FMR. GOV. HUTCHINSON: Well, it doesn’t solve every problem. You’ve got- you’ve got instances of mass shootings that are caused by mental illness and the failure to respond to those instances you can identify and here you cite a case where I think we’re still learning the facts, but it’s evil. And you’ve got to be able to enforce the law and you’ve got to send the signal that there’s going to be serious consequences and the death penalty when somebody through a pure act of evil carries out that kind of shooting.

MARGARET BRENNAN: He was killed.

FMR. GOV. HUTCHINSON: And so you’ve got to go to the heart of that problem.

MARGARET BRENNAN: Okay, he was killed on site. The CDC says that more than 50% of Americans will be diagnosed with a mental illness or disorder at some point in their lifetime. So the numbers are with you in terms of mental health crisis in this country. That’s 50% of Americans. How are you going to decide who has enough of a problem to institutionalize?
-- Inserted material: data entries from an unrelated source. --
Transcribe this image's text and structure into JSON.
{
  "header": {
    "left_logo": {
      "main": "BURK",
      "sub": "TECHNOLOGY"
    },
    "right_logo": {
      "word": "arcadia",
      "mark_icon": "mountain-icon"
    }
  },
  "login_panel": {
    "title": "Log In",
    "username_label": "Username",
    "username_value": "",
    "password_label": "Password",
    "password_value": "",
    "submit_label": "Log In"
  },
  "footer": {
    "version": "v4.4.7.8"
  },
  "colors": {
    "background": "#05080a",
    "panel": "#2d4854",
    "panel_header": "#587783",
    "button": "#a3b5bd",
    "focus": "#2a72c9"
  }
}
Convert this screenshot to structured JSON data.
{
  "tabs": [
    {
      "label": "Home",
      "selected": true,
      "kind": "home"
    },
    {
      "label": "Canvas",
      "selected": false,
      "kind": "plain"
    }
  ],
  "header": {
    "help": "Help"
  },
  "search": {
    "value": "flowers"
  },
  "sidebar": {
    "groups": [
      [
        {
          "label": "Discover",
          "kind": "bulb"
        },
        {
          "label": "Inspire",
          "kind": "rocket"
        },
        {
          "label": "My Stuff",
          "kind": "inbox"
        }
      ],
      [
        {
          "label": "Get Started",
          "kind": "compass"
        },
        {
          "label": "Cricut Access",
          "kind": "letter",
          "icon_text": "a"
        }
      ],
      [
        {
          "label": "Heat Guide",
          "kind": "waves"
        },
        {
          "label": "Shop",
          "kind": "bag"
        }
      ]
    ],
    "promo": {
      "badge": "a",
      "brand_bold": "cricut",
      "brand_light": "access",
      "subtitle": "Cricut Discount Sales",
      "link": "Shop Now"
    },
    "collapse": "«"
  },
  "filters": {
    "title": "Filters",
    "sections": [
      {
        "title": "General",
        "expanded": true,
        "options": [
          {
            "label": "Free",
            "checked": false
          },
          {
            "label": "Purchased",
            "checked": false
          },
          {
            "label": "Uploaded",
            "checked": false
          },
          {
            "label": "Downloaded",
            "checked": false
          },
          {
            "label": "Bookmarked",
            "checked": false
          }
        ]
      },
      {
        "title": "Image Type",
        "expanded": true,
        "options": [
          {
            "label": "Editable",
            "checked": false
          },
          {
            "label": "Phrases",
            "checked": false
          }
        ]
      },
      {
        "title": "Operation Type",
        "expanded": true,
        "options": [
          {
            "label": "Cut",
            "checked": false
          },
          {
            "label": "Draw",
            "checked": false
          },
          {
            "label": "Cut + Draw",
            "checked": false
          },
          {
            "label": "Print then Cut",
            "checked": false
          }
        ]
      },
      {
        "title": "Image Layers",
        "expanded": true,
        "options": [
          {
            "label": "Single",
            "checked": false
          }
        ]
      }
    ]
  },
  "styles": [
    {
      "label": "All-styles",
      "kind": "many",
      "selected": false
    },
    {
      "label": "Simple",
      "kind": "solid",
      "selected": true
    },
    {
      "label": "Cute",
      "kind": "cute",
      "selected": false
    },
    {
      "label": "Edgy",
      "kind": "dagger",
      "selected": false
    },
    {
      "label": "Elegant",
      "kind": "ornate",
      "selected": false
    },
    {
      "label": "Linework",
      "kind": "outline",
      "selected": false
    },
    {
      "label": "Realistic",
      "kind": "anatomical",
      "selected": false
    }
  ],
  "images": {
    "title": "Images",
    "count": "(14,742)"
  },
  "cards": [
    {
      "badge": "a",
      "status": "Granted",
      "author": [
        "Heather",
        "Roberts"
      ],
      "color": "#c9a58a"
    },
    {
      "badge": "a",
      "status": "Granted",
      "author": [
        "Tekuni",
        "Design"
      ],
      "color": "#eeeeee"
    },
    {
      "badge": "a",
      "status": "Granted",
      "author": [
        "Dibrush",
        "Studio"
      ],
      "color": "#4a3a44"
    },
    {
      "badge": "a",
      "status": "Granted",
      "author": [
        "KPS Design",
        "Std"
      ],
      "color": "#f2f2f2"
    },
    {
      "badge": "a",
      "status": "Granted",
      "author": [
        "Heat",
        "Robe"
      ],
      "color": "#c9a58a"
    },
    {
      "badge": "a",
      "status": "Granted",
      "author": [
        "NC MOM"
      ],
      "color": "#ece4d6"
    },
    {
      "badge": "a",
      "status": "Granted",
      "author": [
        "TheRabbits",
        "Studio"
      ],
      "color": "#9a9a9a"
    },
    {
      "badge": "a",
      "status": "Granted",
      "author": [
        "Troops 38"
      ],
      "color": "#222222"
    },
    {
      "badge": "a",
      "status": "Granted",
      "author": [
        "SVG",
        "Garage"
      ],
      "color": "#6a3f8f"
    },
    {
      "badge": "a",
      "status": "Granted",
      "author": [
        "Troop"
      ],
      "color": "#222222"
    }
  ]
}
Where are you going to draw that line?

FMR. GOV. HUTCHINSON: Well, that’s the line that I just recited, that’s in the law currently, which is not that you have- are suffering from depression or not that you have to go into counseling for some reason. We all have those issues in life. But if it reaches the point of paranoia, sociopathic behavior, or that you’re a risk to yourself of suicide, or you’re a risk to others in terms of homicide, then we as a society, if we can identify that which we can we have to act on it. And- and it’s not adjudicated by a police officer, it is by a court where evidence is received. But we have failed in our society to utilize and to act upon that. And so mental illness is there. But whenever it gets to the level of risk and danger to others, we should act as a society. And we’ve ignored that for the last really 50 years. And we’re going to have to change if we’re going to address the issues that we see.

MARGARET BRENNAN: But there are states who are literally turning down money on the table that’s in that act you just praised to put in place red flag laws that would allow for family members to say, ‘Hey, my loved one is a danger and shouldn’t be allowed to buy that weapon.’ Those state governments in Tennessee and in Kentucky didn’t have those laws, they didn’t want them there. So are you talking about some national law you want to create here that would force those states to do things to prevent people with how you define mental illness buying weapons?

FMR. GOV. HUTCHINSON: Well, there’s two separate issues here. One is the red flag law that you raised. And then secondly, there is the adjudication through a court of law for someone who poses a risk to themselves or to others. And that’s on the books, it’s in virtually every state. And that’s dependent upon action that a family member might take when they identify another family member, that is a risk. It might be the police that could identify that of somebody that’s on the streets, or it could be a whole host of ways, but it would get it into court. So this is not a federal law that needs to be passed. It is actually a matter of practice and that the civil libertarians pushed us away from this action 50 years ago, and we’ve never returned to that kind of action when we see the problem in an individual. On the red flag law, that is a separate issue. And there’s a resistance because it’s not going into a court and fully adjudicating it. It is- we’re still studying the experience that they had in Florida on this. We want to make sure it’s due process. It’s fair. You’re not unnecessarily taking firearms away from somebody just because they say they’re having a bad day.

MARGARET BRENNAN: Governor, there’s so much more to get into with you. I gotta leave it there for today. Thank you for joining us.